A Standup Comedian Finds Her Voice in “Crouching Comic,” Starring Katie Nguyen

The Funniest Five alum stars in a film directed by Alberta Poon.

Katie Nguyen in Crouching Comic

With a toothbrush microphone and an audience of heckling junk mail, the new Portland short film Crouching Comic peeks at the earliest stages of a comedian’s creative process.

The film stars Portland standup comedian Katie Nguyen (winner of Willamette Week’s 2021 Funniest Five Poll) as Leila, a fledgling standup who’s writing and rehearsing her new material on Asian fetishization, bullies turned foodies, and the impasses between the dreams of immigrant parents and those of their children.

Crouching Comic premieres in Portland on April 1 at a one-night festival very much in the spirit of the film: CINE / SEEN, which will showcase six Pacific Northwest-made films from underrepresented filmmakers, plus live standup by Nguyen and Shain Brenden at the Hollywood Theatre.

The event is co-organized by Crouching Comic director and co-writer Alberta Poon, a Portland film and music veteran who met her co-writer and star Nguyen some 10 years ago at a warehouse arts event Poon likens to a more DIY version of CINE / SEEN.

After collaborating previously on one of Poon’s student films, she and Nguyen conceived Crouching Comic to illustrate and lightly surrealize how an Asian American woman navigates the “white man’s world” of standup comedy.

“You have to balance perfectly that this [film] is set in reality, but the places we go are highlighting how ridiculous sometimes our lives can be as Asian American women,” says Poon, known to many in the Portland arts scene for her comedic web series Scorpiono and her bands Wet Confetti and Reporter.

Bringing to life Leila’s ricocheting mindset in Crouching Comic, Poon aimed to squeeze out every ounce of possible production value from a three-room setting. The film plays with invisible crowd noise, extrapolates a rock instrumental out of a Zojirushi rice cooker’s “Twinkle Twinkle Little Star” beeper and pulls off a particularly involved whip pan that suddenly sees Leila’s bathroom lit like a comedy club.

That shot, executed practically, required 14 takes. “That was really fun, even though it was a nightmare to get,” Poon says.

On a narrative level, Crouching Comic reveals the gauntlet that Leila must go through just to get out the door to her open mic. First, she weaves a few traumatic stories (featuring creepy ex-boyfriends and schoolmates mocking her Vietnamese lunches) into standup material. Then, her mother calls with the usual hassles: When will Mom be a grandparent, why is Leila wasting her time on comedy?
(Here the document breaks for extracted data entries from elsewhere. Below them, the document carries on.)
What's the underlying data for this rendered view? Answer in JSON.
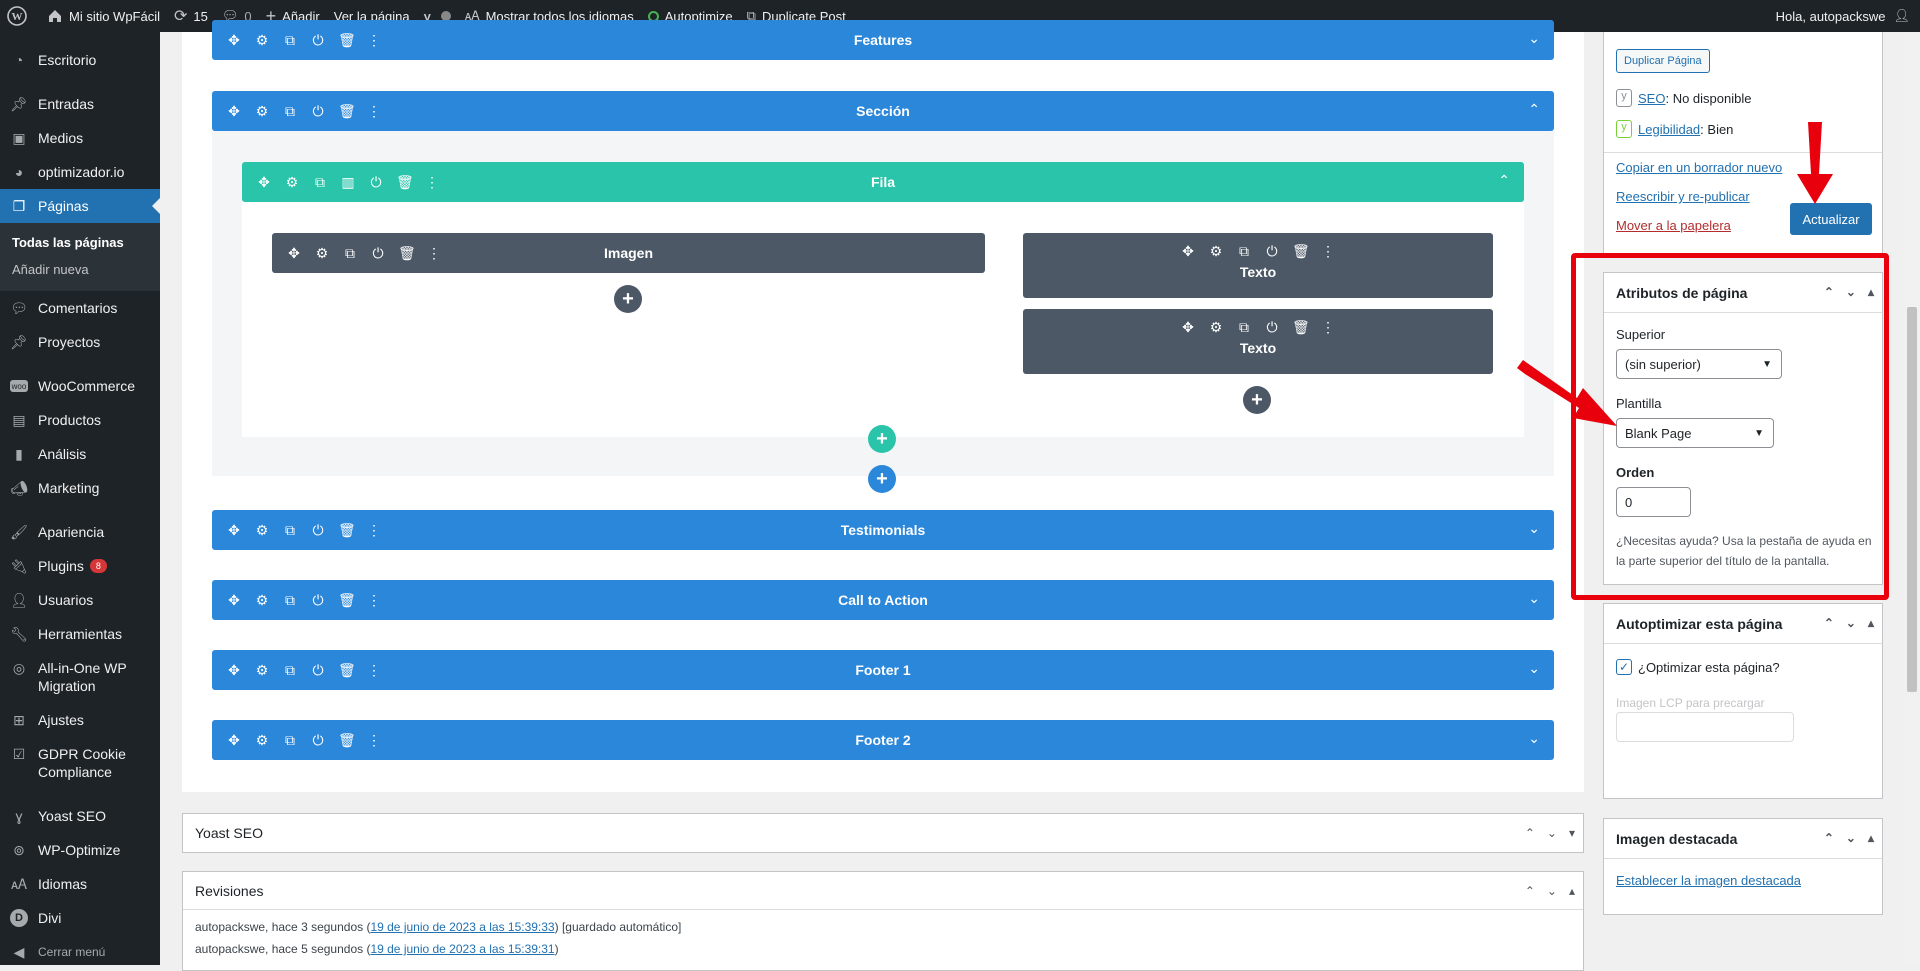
{
  "adminbar": {
    "site_name": "Mi sitio WpFácil",
    "updates": "15",
    "comments": "0",
    "add_new": "Añadir",
    "view_page": "Ver la página",
    "show_languages": "Mostrar todos los idiomas",
    "autoptimize": "Autoptimize",
    "duplicate_post": "Duplicate Post",
    "greeting": "Hola, autopackswe"
  },
  "sidebar": {
    "items": [
      {
        "label": "Escritorio",
        "icon": "dashboard-icon"
      },
      {
        "label": "Entradas",
        "icon": "pin-icon"
      },
      {
        "label": "Medios",
        "icon": "media-icon"
      },
      {
        "label": "optimizador.io",
        "icon": "gauge-icon"
      },
      {
        "label": "Páginas",
        "icon": "pages-icon"
      },
      {
        "label": "Comentarios",
        "icon": "comment-icon"
      },
      {
        "label": "Proyectos",
        "icon": "pin-icon"
      },
      {
        "label": "WooCommerce",
        "icon": "woo-icon"
      },
      {
        "label": "Productos",
        "icon": "archive-icon"
      },
      {
        "label": "Análisis",
        "icon": "chart-icon"
      },
      {
        "label": "Marketing",
        "icon": "megaphone-icon"
      },
      {
        "label": "Apariencia",
        "icon": "brush-icon"
      },
      {
        "label": "Plugins",
        "icon": "plug-icon",
        "badge": "8"
      },
      {
        "label": "Usuarios",
        "icon": "user-icon"
      },
      {
        "label": "Herramientas",
        "icon": "wrench-icon"
      },
      {
        "label": "All-in-One WP Migration",
        "icon": "migration-icon"
      },
      {
        "label": "Ajustes",
        "icon": "settings-icon"
      },
      {
        "label": "GDPR Cookie Compliance",
        "icon": "shield-icon"
      },
      {
        "label": "Yoast SEO",
        "icon": "yoast-icon"
      },
      {
        "label": "WP-Optimize",
        "icon": "optimize-icon"
      },
      {
        "label": "Idiomas",
        "icon": "language-icon"
      },
      {
        "label": "Divi",
        "icon": "divi-icon"
      },
      {
        "label": "Cerrar menú",
        "icon": "collapse-icon"
      }
    ],
    "submenu": [
      "Todas las páginas",
      "Añadir nueva"
    ]
  },
  "builder": {
    "sections": [
      "Features",
      "Sección",
      "Testimonials",
      "Call to Action",
      "Footer 1",
      "Footer 2"
    ],
    "row": "Fila",
    "modules": [
      "Imagen",
      "Texto",
      "Texto"
    ]
  },
  "publish": {
    "duplicate_button": "Duplicar Página",
    "seo_label": "SEO",
    "seo_value": ": No disponible",
    "readability_label": "Legibilidad",
    "readability_value": ": Bien",
    "copy_draft": "Copiar en un borrador nuevo",
    "rewrite": "Reescribir y re-publicar",
    "trash": "Mover a la papelera",
    "update_button": "Actualizar"
  },
  "attributes": {
    "title": "Atributos de página",
    "parent_label": "Superior",
    "parent_value": "(sin superior)",
    "template_label": "Plantilla",
    "template_value": "Blank Page",
    "order_label": "Orden",
    "order_value": "0",
    "help": "¿Necesitas ayuda? Usa la pestaña de ayuda en la parte superior del título de la pantalla."
  },
  "autoptimize_box": {
    "title": "Autoptimizar esta página",
    "checkbox_label": "¿Optimizar esta página?",
    "lcp_placeholder": "Imagen LCP para precargar"
  },
  "featured": {
    "title": "Imagen destacada",
    "link": "Establecer la imagen destacada"
  },
  "yoast_box": {
    "title": "Yoast SEO"
  },
  "revisions": {
    "title": "Revisiones",
    "items": [
      {
        "author": "autopackswe, hace 3 segundos (",
        "link": "19 de junio de 2023 a las 15:39:33",
        "suffix": ") [guardado automático]"
      },
      {
        "author": "autopackswe, hace 5 segundos (",
        "link": "19 de junio de 2023 a las 15:39:31",
        "suffix": ")"
      }
    ]
  },
  "colors": {
    "section": "#2b87da",
    "row": "#29c4a9",
    "module": "#4c5866",
    "highlight": "#e8000c",
    "wp_blue": "#2271b1"
  }
}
“I think the mom part of the story is a highlight,” Poon says. “We’re both daughters of immigrant Asian women. So there were things where [Katie] was like, ‘My mom wouldn’t say that.’ And I’m like, ‘Well, my mom would.’”

There’s a genuine sting in Leila’s phone call with her mother (who is animated as a talking photograph), but it’s also fuel that helps her battle her next round of doubters. Those include a marketing mailer stuck to her fridge featuring a smirking dude interrupting to ask why Leila is rehearsing all this “not relatable” material.

“The heckling is a combination of comments said to Katie and I in real life by men,” Poon says. “Those comments invade your psyche and become part of when you doubt yourself. Maybe no one said it to you in three weeks, but it’s your demons thinking back on those unsolicited comments.”

Without spoiling the film’s climax, let’s just say Leila’s paper skeptics prompt her to rethink her inner circle—real or imagined. That theme harmonizes well with Poon’s decision to recruit an entirely Asian American crew for Crouching Comic, which she says started as a “wild idea” and turned into a “magical experience.”

Assembling a communal film production by artists of color is in keeping with the CINE / SEEN programming, which will also feature the premiere of Portland filmmaker Ali Godil’s short film American-istan, plus recent work by Shariffa Ali, Joe Bowden, Ashley Song, Evan Benally Atwood and Robin Vada Song.

“It did sometimes make things harder,” Poon says of putting together the Asian American crew. “Some of the people were not as experienced as if I just hired someone I knew. But I think it was worth it, because it was truly an unprecedented Portland crew. We didn’t do it to brag about; we did it for us.”

SEE IT: Crouching Comic screens at CINE / SEEN at the Hollywood Theatre. 4122 NE Sandy Blvd., 503-493-1128, hollywoodtheatre.org. 7:30 pm Friday, April 1. $10.